In Value(s), Carney claimed that the ESG and stakeholder purposes could enhance shareholder returns and achieve what he describes as “divine coincidence.” Under divine coincidence, corporations that focus on non-profit objectives can, seemingly miraculously, achieve even better profit performance. “In theory,” said Carney, “the more that society values the transition to net zero, the more valuable companies that are part of the solution will be because of greater demand for their products.” There is evidence, he said, that as society comes to value net zero and other objectives, the more value investors will place on corporations pursuing divine coincidence.

But Carney’s miracles have failed to materialize. Over the past week alone, the umbrella agency for Carney’s model, known as the Glasgow Financial Alliance for Net Zero ( GFANZ ) —of which he is co-chair — is said to be “ in crisis ” as the world’s major financial firms pull away from membership. Abandoning GFANZ implies that major financial firms are finding it difficult if not impossible to achieve the promised divine outcome. Statements from the financial giants suggest the problem arises around legal and financial confusion over the meaning of ESG and other purposes.
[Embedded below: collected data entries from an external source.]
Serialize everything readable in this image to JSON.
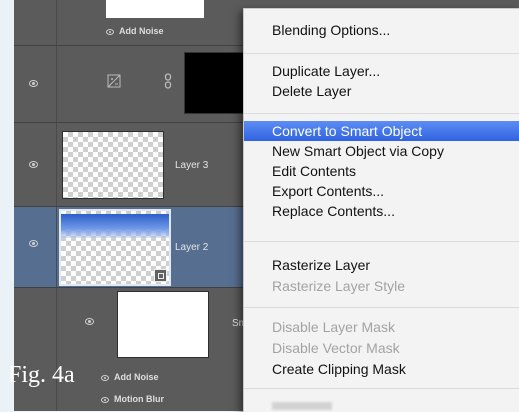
{
  "layers": {
    "top_effect": "Add Noise",
    "layer3_name": "Layer 3",
    "layer2_name": "Layer 2",
    "smart_name_partial": "Sma",
    "effects_bottom": [
      "Add Noise",
      "Motion Blur"
    ]
  },
  "context_menu": {
    "items": [
      {
        "label": "Blending Options...",
        "enabled": true
      },
      {
        "label": "Duplicate Layer...",
        "enabled": true
      },
      {
        "label": "Delete Layer",
        "enabled": true
      },
      {
        "label": "Convert to Smart Object",
        "enabled": true,
        "highlighted": true
      },
      {
        "label": "New Smart Object via Copy",
        "enabled": true
      },
      {
        "label": "Edit Contents",
        "enabled": true
      },
      {
        "label": "Export Contents...",
        "enabled": true
      },
      {
        "label": "Replace Contents...",
        "enabled": true
      },
      {
        "label": "Rasterize Layer",
        "enabled": true
      },
      {
        "label": "Rasterize Layer Style",
        "enabled": false
      },
      {
        "label": "Disable Layer Mask",
        "enabled": false
      },
      {
        "label": "Disable Vector Mask",
        "enabled": false
      },
      {
        "label": "Create Clipping Mask",
        "enabled": true
      }
    ]
  },
  "caption": "Fig. 4a",
  "colors": {
    "panel": "#5b5b5b",
    "selected_row": "#566e90",
    "menu_highlight": "#3a6fe6",
    "page_background": "#eaf2f8"
  }
}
Royal Bank of Canada chief executive Dave McKay said the real problem may be that Carney’s net zero financial organization “isn’t the right mechanism to do it.” The world’s largest financial institution, BlackRock, said memberships in net zero alliances “have caused confusion regarding BlackRock’s practices and subjected us to legal inquires from various officials.” Along with many companies, BlackRock has been accused of “greenwashing” for mislabelling fossil fuel investments as “sustainable.”

BlackRock was once a Carney hero. In the 2021 edition of Value(s), BlackRock was hailed as one of a growing number of institutions that have “made the connection between purpose and profit.” But the second 2022 print edition dropped the BlackRock reference as part of a 10-page cut that also removed references to two other global companies, the French dairy giant Danone and British consumer goods giant Unilever. Reasons for editing out the companies were not given, although both Danone and Unilever were later charged with greenwashing .

Accusations that corporations are greenwashing and faking their ESG achievements is a natural product of the structure of Carney’s net zero corporate governance theory. The key problem is the impossibility of identifying, defining and measuring corporate attempts to establish non-monetary purposes.

Despite the problems and setbacks, Carney has a new book coming in May, titled The Hinge: Time to Build an Even Better Canada . The promotion blurb promises the Liberal party’s newest leadership candidate will tackle “the scourge of autocratic governing and our growing confusion between value and values.” To fix the mess, Carney sees a solution in “two of the most profound — and rapid — economic and social transformations in human history: the net zero revolution and the AI transformation.”

The Hinge release date is May 13. Justin Carney could be prime minister before then.